Bond funds are a more conservative investment option than stock funds, with less potential for sharp gains or losses. They have attracted new cash each month since September 2011, and last month's bond fund intake was $23 billion.
Avi Nachmany, research director with New York-based Strategic Insight, said deficit-reduction talks between Congress and President Barack Obama may have contributed to last month's cautious investing behavior. Unless a deal is reached to avoid going over the so-called fiscal cliff, wide-ranging tax increases and spending cuts will automatically be triggered in less than three weeks.
If a deal emerges, "investors would increase their use of mutual funds during 2013 and in the years to come," Nachmany predicted.
Fund investors have been rewarded with strong returns this year. Stock fund returns averaged more than 13 percent through November, with bond fund returns averaging more than 8 percent, Strategic Insight said. As a result, stock and bond fund assets have appreciated in value by more than $1 trillion this year to $8.9 trillion.
Here are more details about how investors moved their money in November, according to Strategic Insight:
STOCK FUNDS: Last month's net withdrawal total of $16 billion from U.S. stock funds was up from the $15.2 billion pulled out in September. A net $1 billion was withdrawn last month from funds primarily investing in foreign stocks. Year-to-date, flows into international funds have been positive, with net deposits of $31 billion.

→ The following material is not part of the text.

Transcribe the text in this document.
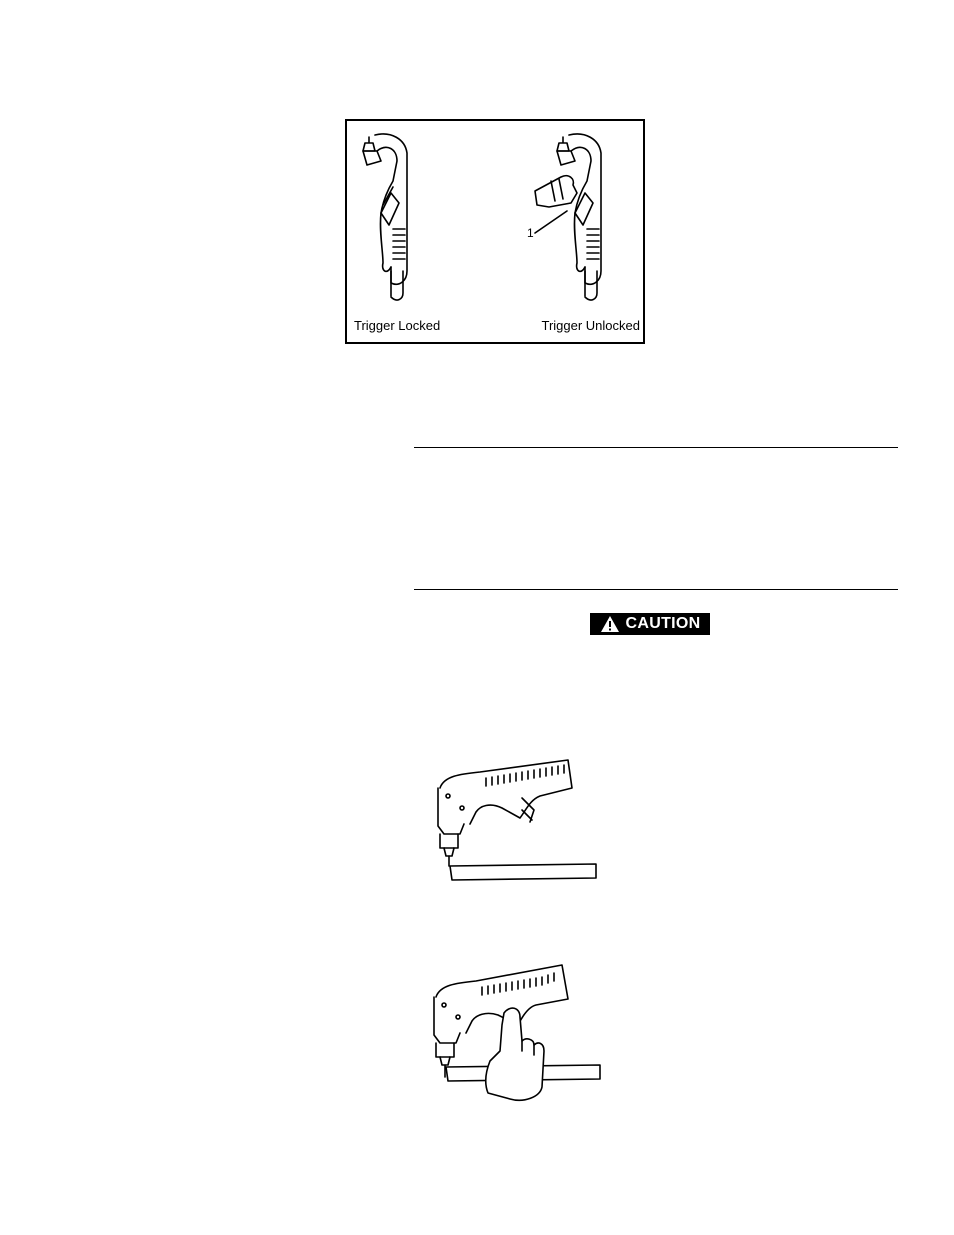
1
Trigger Locked	Trigger Unlocked
CAUTION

BOND FUNDS: November's net deposits of $23 billion were down from $29.7 billion that came in during October. Last month's total came mostly from taxable bond funds. Those funds, which primarily invest in corporate bonds, attracted a net $18 billion. An additional $5 billion was deposited into municipal bond funds, which invest in bonds issued by state and local governments. Year-to-date, bond funds of all types have attracted $305 billion in new cash, exceeding the full-year totals from 2011 and 2010. Strategic Insight says net deposits into bond funds have topped $1 trillion since the 2008 financial crisis.
EXCHANGE-TRADED FUNDS: Investors in November deposited a net $14 billion into ETFs, which bundle together investments in a particular market index. That's up from $2.9 billion in October. A net $4 billion was deposited last month into ETFs investing in U.S. stocks, while a net $5 billion was added to foreign stock ETFs. Another $5.5 billion was added to ETFs investing in bonds.
Over the first 11 months of the year, net deposits into all ETFs total $152 billion. It's the sixth-consecutive year that ETFs have attracted more than $100 billion in new cash. Unlike mutual funds, ETFs can be traded during daily sessions just like stocks. They continue to grow much faster than mutual funds. However, assets in mutual funds are still about seven times larger than the total in ETFs, excluding money-market mutual funds.
MONEY-MARKET FUNDS: A net $72 billion was deposited into these funds in November, their highest monthly intake since December 2008, during the financial crisis. Money-market mutual funds are designed to be safe harbors where investors can temporarily park cash and quickly access it when needed. Yet their appeal has been reduced because returns have been barely above zero — they're now averaging 0.02 percent — for about three years. Money fund returns are closely tied to interest rates, which are ultra-low because the economic recovery remains fragile.